Тем временем Этеля вели по грязным узким коридорам через ряды камер с маньяками и сумасшедшими, то вопившими что-то неразборчивое, то дававшими клятву убить его. Но молодой человек не замечал их. Он вспоминал глаза Зары и посмеивался тому, как она произносила своё «до фстфечи». Он всё вспоминал, как, обняв спину старика, она взлетает в небо, а он стоит, разинув рот, под звуки врывающихся служителей правопорядка. На небе, в открытый купол театра, видно первые звёзды и даже кратеры на теле седьмой луны. И он чувствует в этот момент себя самым счастливым человеком на свете, таким вдохновлённым, каким не чувствовал никогда в жизни, боясь даже облизнуть губы, где осталось ещё тепло поцелуя возлюбленной.

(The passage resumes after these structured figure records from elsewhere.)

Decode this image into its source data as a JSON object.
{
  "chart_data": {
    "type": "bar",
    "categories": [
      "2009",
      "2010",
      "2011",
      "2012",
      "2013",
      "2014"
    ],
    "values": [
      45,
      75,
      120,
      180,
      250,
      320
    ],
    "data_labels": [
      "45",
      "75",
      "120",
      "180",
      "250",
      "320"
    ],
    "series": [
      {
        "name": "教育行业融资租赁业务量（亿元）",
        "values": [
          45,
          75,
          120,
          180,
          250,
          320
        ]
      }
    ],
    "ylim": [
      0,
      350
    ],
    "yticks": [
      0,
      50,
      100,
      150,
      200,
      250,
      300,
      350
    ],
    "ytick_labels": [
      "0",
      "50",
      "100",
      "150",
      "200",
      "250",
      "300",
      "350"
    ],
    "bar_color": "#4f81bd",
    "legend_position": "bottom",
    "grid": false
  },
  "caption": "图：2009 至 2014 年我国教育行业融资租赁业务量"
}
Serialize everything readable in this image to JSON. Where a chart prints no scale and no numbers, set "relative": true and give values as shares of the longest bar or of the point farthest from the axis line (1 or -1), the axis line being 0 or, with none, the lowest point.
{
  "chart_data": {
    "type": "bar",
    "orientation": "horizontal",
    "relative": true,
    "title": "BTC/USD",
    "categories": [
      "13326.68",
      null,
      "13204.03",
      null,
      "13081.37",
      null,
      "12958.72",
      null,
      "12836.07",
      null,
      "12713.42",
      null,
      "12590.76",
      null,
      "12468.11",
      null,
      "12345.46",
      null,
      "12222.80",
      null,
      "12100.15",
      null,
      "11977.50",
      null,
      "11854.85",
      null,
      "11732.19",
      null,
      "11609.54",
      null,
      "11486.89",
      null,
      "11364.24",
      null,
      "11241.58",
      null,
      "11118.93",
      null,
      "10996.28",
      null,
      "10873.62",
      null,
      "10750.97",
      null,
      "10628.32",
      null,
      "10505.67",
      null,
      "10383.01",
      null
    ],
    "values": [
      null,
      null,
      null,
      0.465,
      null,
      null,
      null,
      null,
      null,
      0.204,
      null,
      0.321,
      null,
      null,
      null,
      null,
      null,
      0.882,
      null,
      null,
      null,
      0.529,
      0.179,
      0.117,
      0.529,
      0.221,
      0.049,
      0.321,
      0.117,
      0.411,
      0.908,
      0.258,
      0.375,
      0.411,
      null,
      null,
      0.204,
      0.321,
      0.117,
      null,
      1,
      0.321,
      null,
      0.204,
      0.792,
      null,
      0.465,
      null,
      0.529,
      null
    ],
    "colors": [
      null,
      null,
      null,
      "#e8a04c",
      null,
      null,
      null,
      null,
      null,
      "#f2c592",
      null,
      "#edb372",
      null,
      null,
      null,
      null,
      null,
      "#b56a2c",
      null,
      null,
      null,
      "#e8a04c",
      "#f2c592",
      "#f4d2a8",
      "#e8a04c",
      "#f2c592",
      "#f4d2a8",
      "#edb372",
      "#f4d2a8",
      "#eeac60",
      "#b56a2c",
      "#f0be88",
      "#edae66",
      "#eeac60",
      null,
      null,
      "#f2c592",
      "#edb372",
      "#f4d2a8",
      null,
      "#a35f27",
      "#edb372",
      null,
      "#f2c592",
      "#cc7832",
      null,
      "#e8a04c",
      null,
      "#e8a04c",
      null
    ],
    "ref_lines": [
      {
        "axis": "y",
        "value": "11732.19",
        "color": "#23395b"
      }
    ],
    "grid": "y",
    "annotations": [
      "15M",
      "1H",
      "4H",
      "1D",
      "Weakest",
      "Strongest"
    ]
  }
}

В таком мечтательном состоянии его и ввели в узкую каменную комнату где-то глубоко в подвалах тюрьмы. В помещении стояло нечто накрытое чехлом и сидел усталый молодой человек с обожжённым лицом в простой робе Культа за деревянным столом. Он что-то писал, не поднимая головы.
– Этель? Сафрона? – спросил он, не отрываясь от бумаг.
Конвоиры вышли за дверь, оставив молодых людей одних.
– Да, – кивнул Этель, пытаясь размять скованные запястья.
Вернулся один из тюремщиков со стулом, поставил его напротив стола, грубо усадил заключённого и вышел.
– На кого вы работаете, Сафрона? – спросил культист.
– На самого себя, – ответил Этель, пожав плечами.
– То есть вы не хотите отвечать? – уточнил молодой человек.
– Я же только что ответил, – улыбнулся Сафрона.
– Вы ответили на что-то своё.
– Мне кажется, я вас не понимаю.
– Да, я вот вас тоже не понимаю, – покачал головой культист, встал, подошёл к продолговатому предмету, накрытому тканью, и сдёрнул её.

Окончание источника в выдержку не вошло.